Purpose: The current World Health Organization recommendation for the treatment of uncomplicated Plasmodium falciparum malaria is with artemisinin-based combination therapy. Artesunate and mefloquine combination therapy has achieved consistently high efficacy rates and reduced malaria morbidity; however, the current standard treatment regimen is complex and may be difficult to comply with outside of a research setting. Consequently, an artesunate mefloquine fixed dose oral co-formulation has been developed and is now registered in Brazil. This study was conducted in order to assess the pharmacokinetics and comparative bioavailabilities of artesunate and mefloquine administered as separate products and the new co-formulated product.
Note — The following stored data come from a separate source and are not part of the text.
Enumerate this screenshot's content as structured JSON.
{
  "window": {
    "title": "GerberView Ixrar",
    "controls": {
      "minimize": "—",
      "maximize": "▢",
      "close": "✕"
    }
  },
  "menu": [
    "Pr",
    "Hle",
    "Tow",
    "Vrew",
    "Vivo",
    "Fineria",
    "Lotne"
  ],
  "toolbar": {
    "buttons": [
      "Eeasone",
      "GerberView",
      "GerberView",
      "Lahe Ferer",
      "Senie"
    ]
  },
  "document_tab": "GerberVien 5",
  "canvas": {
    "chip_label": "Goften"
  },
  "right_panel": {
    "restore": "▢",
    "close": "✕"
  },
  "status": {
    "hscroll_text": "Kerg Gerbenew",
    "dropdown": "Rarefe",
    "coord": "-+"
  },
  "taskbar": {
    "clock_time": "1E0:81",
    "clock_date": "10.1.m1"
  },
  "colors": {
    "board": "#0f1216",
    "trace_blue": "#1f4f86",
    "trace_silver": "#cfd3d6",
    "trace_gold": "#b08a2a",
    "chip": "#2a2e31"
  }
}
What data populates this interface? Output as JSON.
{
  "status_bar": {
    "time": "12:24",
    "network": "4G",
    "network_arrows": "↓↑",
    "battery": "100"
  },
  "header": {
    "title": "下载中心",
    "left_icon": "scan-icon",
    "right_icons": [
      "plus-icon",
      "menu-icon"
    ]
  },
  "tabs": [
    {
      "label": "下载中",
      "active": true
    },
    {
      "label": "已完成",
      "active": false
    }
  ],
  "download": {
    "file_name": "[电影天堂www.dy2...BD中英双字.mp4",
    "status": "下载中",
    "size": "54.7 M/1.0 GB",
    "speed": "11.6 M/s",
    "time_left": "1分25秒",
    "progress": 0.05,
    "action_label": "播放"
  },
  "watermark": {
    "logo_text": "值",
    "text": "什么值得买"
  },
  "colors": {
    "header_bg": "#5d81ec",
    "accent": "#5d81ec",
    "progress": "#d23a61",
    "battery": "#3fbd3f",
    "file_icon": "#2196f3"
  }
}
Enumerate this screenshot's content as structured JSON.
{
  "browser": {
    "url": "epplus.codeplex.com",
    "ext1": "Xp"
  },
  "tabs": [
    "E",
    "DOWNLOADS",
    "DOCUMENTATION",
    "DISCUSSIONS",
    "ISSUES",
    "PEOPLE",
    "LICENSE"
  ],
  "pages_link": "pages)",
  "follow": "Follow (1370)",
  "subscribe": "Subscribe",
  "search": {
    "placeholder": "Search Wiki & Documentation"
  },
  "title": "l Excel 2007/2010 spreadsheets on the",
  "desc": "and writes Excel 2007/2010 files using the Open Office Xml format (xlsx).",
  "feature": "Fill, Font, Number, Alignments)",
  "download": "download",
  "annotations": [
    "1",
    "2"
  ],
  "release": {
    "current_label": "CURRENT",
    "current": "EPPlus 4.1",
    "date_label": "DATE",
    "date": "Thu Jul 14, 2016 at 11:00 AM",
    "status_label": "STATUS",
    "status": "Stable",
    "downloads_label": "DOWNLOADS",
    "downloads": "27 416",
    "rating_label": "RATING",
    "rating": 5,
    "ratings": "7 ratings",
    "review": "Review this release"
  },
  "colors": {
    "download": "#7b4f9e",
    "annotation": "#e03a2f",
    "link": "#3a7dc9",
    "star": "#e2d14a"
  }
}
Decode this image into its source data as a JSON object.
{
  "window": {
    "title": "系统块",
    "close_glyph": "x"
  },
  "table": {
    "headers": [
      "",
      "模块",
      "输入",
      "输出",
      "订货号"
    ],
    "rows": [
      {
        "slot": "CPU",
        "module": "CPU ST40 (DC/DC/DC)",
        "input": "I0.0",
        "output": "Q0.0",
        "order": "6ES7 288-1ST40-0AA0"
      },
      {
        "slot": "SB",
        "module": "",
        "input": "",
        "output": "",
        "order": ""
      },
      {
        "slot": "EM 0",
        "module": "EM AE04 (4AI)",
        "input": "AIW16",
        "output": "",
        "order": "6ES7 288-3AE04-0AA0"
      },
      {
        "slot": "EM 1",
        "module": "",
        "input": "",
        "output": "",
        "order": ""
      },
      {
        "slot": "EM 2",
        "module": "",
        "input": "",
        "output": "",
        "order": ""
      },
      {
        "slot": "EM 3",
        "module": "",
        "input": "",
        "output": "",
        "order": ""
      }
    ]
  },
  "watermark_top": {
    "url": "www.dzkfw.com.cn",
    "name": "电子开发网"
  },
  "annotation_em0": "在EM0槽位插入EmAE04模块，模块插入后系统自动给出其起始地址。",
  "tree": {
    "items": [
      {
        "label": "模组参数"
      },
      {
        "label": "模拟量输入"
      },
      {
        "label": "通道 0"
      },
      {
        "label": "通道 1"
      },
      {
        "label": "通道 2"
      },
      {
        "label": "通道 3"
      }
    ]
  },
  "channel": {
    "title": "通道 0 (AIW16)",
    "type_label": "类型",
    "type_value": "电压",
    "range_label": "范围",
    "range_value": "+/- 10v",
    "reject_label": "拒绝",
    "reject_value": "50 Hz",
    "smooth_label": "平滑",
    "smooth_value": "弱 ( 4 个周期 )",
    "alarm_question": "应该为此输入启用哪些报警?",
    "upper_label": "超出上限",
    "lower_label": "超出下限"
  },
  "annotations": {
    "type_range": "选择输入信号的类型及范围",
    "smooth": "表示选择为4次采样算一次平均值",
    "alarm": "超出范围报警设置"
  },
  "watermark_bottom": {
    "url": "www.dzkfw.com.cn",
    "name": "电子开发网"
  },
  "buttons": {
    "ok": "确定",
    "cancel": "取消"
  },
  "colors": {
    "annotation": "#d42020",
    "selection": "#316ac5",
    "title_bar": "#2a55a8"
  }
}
Methods: The pharmacokinetics of artesunate, dihydroartemisinin, the artesunate metabolite and predominant species and mefloquine were assessed in a single-dose, randomised, crossover design study in healthy volunteers and in a multiple-dose, randomised, parallel group study in patients with uncomplicated falciparum malaria. Results: For artesunate/dihydroartemisinin the lower bound of the 90% confidence intervals for the comparison between co-formulated and separate products extended below the 80% bioequivalence limit; area under the curve and Cmax values were 15-25% and 25-40% lower than those observed after administration of the separate products. The two formulations were bioequivalent in terms of mefloquine pharmacokinetics in uncomplicated falciparum malaria patients; the 90% confidence intervals for dose-normalised area under the curve (AUClast and AUCinf) and maximum observed concentration (Cmax) were within the 80 - 125% limits. In contrast, mefloquine area under the curve and Cmax values were 15% and 30% lower for the co-formulated products compared to the separate products in healthy volunteers. Conclusions: These differences in the exposure to artesunate, dihydroartemisinin and mefloquine are unlikely to be of clinical relevance based on in vitro and clinical data. However, the results of this study do emphasise the importance of evaluating the bioavailability and bioequivalence of new formulations, particularly in specific patient groups.